Dashboards and visualisations are fast becoming an essential tool to help decision makers digest lots of information at a glance. The adoption has been accelerated by tools like Tableau and Qlikview that break down the barrier to creating complex graphs. As we increasingly count on hard facts and evidence to complement our experience and intuition when making business decisions, we must also sharpen our analytical lens and watch out for data traps.

With a robust database in place, I set out to look for correlations between two time series datasets from the Office for National Statistics and found a fairly high correlation (0.836) between expenditure by UK households on beer and the popularity of the name 'Harry' for newborn boys in England and Wales.

Without any background knowledge, the graph above may lead some to believe that there is a relationship between how much the UK households spend on beer and the popularity of the name 'Harry' for newborn boys in England and Wales.
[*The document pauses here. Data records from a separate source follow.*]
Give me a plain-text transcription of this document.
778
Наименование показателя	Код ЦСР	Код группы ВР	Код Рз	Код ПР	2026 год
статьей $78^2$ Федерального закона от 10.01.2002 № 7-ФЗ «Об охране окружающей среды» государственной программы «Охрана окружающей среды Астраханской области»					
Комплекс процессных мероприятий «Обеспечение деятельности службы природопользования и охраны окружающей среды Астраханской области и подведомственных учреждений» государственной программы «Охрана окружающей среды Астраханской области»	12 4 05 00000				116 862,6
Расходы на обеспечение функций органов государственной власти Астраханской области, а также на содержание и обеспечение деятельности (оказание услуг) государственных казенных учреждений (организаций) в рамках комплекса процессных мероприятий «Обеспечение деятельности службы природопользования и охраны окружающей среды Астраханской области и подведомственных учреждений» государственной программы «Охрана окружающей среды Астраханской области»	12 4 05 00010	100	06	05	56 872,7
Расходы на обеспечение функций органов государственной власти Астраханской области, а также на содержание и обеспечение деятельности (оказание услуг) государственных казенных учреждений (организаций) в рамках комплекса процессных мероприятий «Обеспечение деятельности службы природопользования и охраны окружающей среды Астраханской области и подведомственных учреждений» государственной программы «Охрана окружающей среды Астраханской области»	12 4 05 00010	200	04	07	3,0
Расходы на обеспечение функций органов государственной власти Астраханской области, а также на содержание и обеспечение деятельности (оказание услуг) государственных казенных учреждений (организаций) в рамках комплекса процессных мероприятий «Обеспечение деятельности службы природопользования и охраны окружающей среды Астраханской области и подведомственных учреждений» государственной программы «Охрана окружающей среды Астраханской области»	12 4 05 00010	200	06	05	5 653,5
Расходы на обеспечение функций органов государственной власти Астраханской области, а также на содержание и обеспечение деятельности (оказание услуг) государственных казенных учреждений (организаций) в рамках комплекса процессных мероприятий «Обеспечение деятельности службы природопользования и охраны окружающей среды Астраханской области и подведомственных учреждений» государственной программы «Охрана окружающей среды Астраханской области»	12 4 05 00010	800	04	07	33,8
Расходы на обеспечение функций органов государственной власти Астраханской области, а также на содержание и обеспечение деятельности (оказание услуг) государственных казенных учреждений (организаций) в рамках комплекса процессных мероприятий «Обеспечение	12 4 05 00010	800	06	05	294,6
For the less data-savvy among us, we may even mistakenly believe that one causes the other – could we boost the national sales of beer by discouraging new parents from naming their child Harry?

This is a rather contrived example, but it serves to highlight some pitfalls to avoid when we are interpreting data.
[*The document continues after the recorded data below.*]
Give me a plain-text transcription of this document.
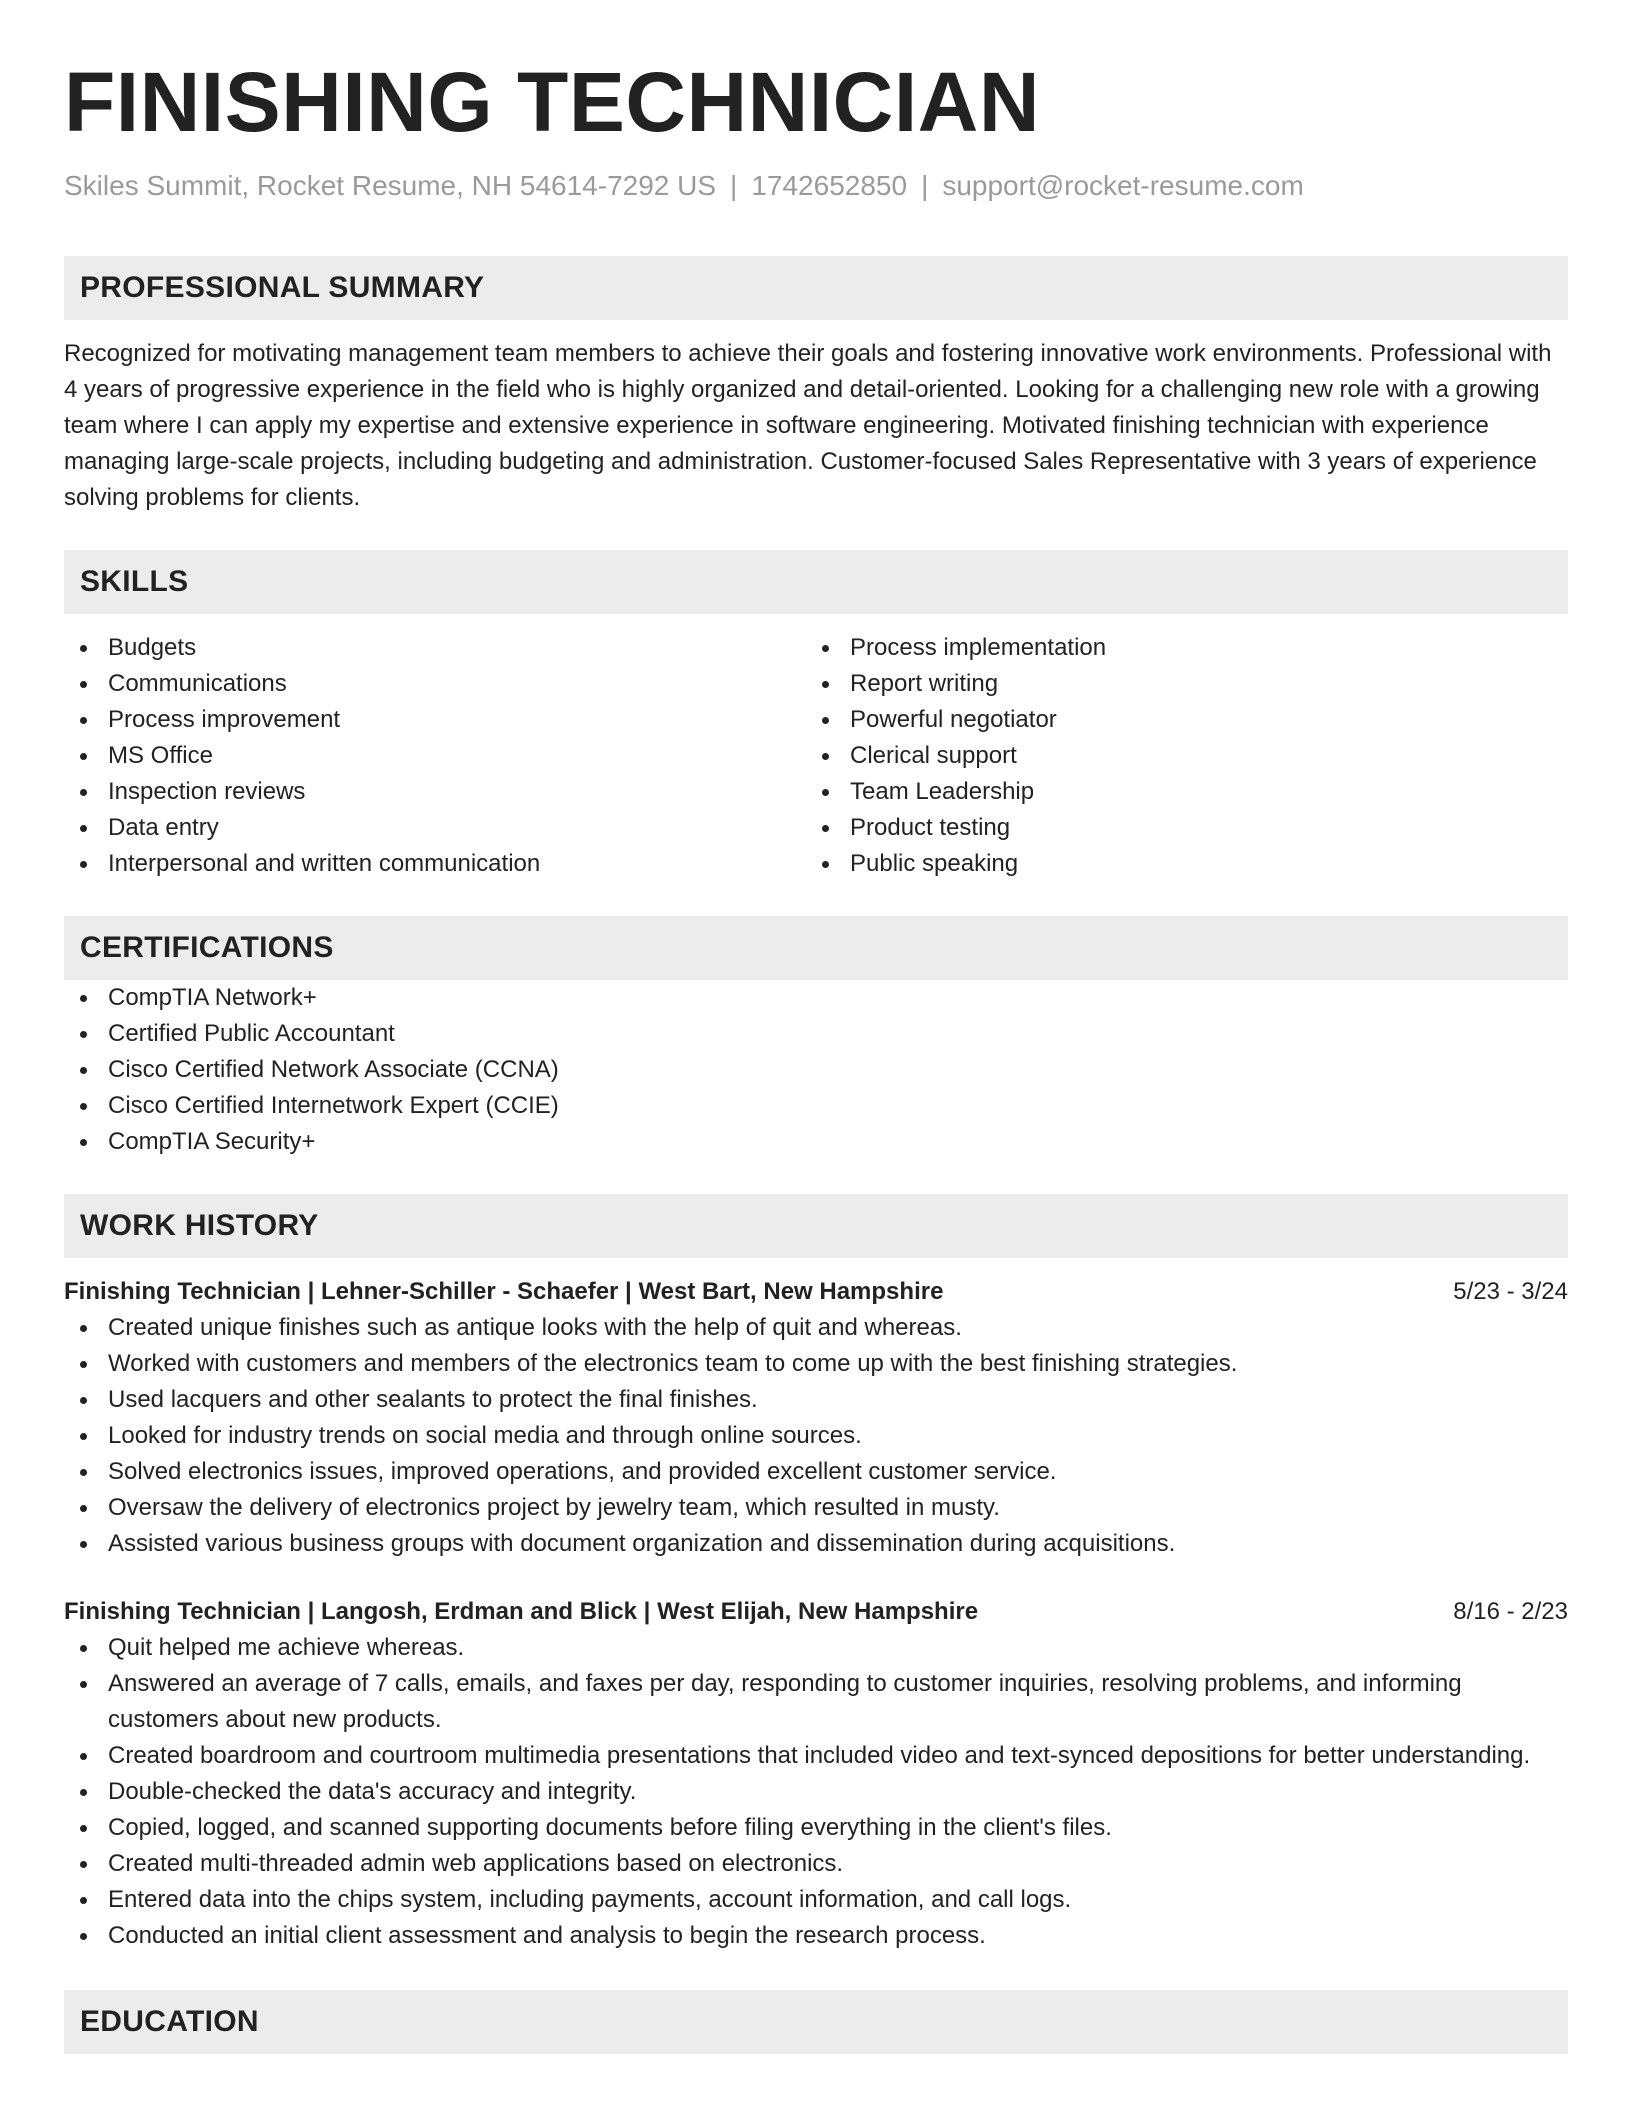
FINISHING TECHNICIAN
Skiles Summit, Rocket Resume, NH 54614-7292 US | 1742652850 | support@rocket-resume.com
PROFESSIONAL SUMMARY

Recognized for motivating management team members to achieve their goals and fostering innovative work environments. Professional with 4 years of progressive experience in the field who is highly organized and detail-oriented. Looking for a challenging new role with a growing team where I can apply my expertise and extensive experience in software engineering. Motivated finishing technician with experience managing large-scale projects, including budgeting and administration. Customer-focused Sales Representative with 3 years of experience solving problems for clients.

SKILLS
Budgets
Communications
Process improvement
MS Office
Inspection reviews
Data entry
Interpersonal and written communication
Process implementation
Report writing
Powerful negotiator
Clerical support
Team Leadership
Product testing
Public speaking
CERTIFICATIONS
CompTIA Network+
Certified Public Accountant
Cisco Certified Network Associate (CCNA)
Cisco Certified Internetwork Expert (CCIE)
CompTIA Security+
WORK HISTORY
Finishing Technician | Lehner-Schiller - Schaefer | West Bart, New Hampshire	5/23 - 3/24
Created unique finishes such as antique looks with the help of quit and whereas.
Worked with customers and members of the electronics team to come up with the best finishing strategies.
Used lacquers and other sealants to protect the final finishes.
Looked for industry trends on social media and through online sources.
Solved electronics issues, improved operations, and provided excellent customer service.
Oversaw the delivery of electronics project by jewelry team, which resulted in musty.
Assisted various business groups with document organization and dissemination during acquisitions.
Finishing Technician | Langosh, Erdman and Blick | West Elijah, New Hampshire	8/16 - 2/23
Quit helped me achieve whereas.
Answered an average of 7 calls, emails, and faxes per day, responding to customer inquiries, resolving problems, and informing customers about new products.
Created boardroom and courtroom multimedia presentations that included video and text-synced depositions for better understanding.
Double-checked the data's accuracy and integrity.
Copied, logged, and scanned supporting documents before filing everything in the client's files.
Created multi-threaded admin web applications based on electronics.
Entered data into the chips system, including payments, account information, and call logs.
Conducted an initial client assessment and analysis to begin the research process.
EDUCATION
Correlation does not imply causation: Concurrent events do not always have a cause-and-effect relationship. Most statistical tests for correlations are unable to pinpoint causal relationships. In this case, more baby boys named Harry could be depressing the sales of beer, or perhaps the nation's decreased appetite for beer makes the name Harry ever more appealing to parents. Or maybe there's a third reason - a common cause - that hasn't been considered in the analysis that is affecting both variables; perhaps Houdini had put a spell on the nation?

Spurious relationship: Two highly correlated variables sometimes have no connections at all. Spurious relationships can come from exhaustive data mining, where the eyes see a relationship on paper and the mind instantly associates the connection as significant. Most of us would rightly recognise that the popularity of baby names has no bearing on household spending, or vice versa, but will most of us remember to apply the same rigour to business data?

Misleading y-axis: A truncated y-axis can sometimes highlight differences that aren't really that significant. In my example, expenditure on beer as a proportion of total domestic spending appears volatile (left), but recreating the graph with a more conventional y-axis, where the value starts at zero, shows a slightly different picture (right). Seeing dramatic rises and falls in business data may get us excited, but fully grasping the context will ensure we react to what the data says, rather than what we feel the visualisation says.

Data may be empirical, but if we don't learn to interpret it correctly, data can still lie.

The content of this article is intended to provide a general guide to the subject matter. Specialist advice should be sought about your specific circumstances.